XVI F Preemption of state claim

Claimant brought action against former employer alleging retaliatory discharge for his reporting of nuclear safety violations. Court originally held that state law claim was preempted by the whistleblower provisions of the ERA, Masters v. Daniel International Corp., 895 F.2d 1295 (10th Cir. 1990), but the Supreme Court remanded the case for further consideration in light of English . The court held that the state law claim for retaliatory discharge is not preempted by the Act. However, the court held that even though the Act does not provide exemplary damages, the Act precludes recovery under a state-law claim for retaliatory discharge because the Act provides adequate remedies. Masters v. Daniel International Corp., 917 F.2d 455, 457 (10th Cir. 1990).

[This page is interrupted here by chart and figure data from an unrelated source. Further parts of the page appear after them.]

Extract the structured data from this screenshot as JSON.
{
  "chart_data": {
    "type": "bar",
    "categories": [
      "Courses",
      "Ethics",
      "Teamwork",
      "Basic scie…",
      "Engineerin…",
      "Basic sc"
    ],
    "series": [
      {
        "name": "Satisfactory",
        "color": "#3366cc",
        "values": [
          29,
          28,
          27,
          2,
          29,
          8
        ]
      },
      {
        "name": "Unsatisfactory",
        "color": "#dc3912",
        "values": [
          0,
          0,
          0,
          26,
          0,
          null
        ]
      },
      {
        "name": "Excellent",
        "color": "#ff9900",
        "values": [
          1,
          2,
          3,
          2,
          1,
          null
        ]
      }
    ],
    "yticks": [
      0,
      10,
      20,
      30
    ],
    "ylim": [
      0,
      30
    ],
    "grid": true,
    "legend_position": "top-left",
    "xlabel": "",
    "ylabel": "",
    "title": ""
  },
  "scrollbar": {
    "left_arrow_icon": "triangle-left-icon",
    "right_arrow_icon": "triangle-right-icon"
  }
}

XVI F Recommended imposition of exemplary damages

In Jenkins v. United States Environmental Protection Agency, 92-CAA-6 (ALJ Dec. 14, 1992), the ALJ recommended imposition of exemplary damages of $10,000, citing 42 U.S.C. § 300j-9(i)(2)(B)(ii), and the Respondent's "flagrant disregard of [the Complainant's] rights." In Jenkins , the Complainant was a scientist who frequently communicated to Congress and other about the carcinogenic effect of Agent Orange, and who criticized a research report commissioned by Monsanto which purported to downplay the harmless effect of Agent Orange, much to the embarrassment of her employer, the Environmental Protection Agency (EPA). There was direct evidence that EPA reassigned the Complainant to a position ill suited to the Complainant's talents, and which left her with little to do -- in effect isolating her. There was also evidence that the Complainant's work was respected, albeit it begrudgingly.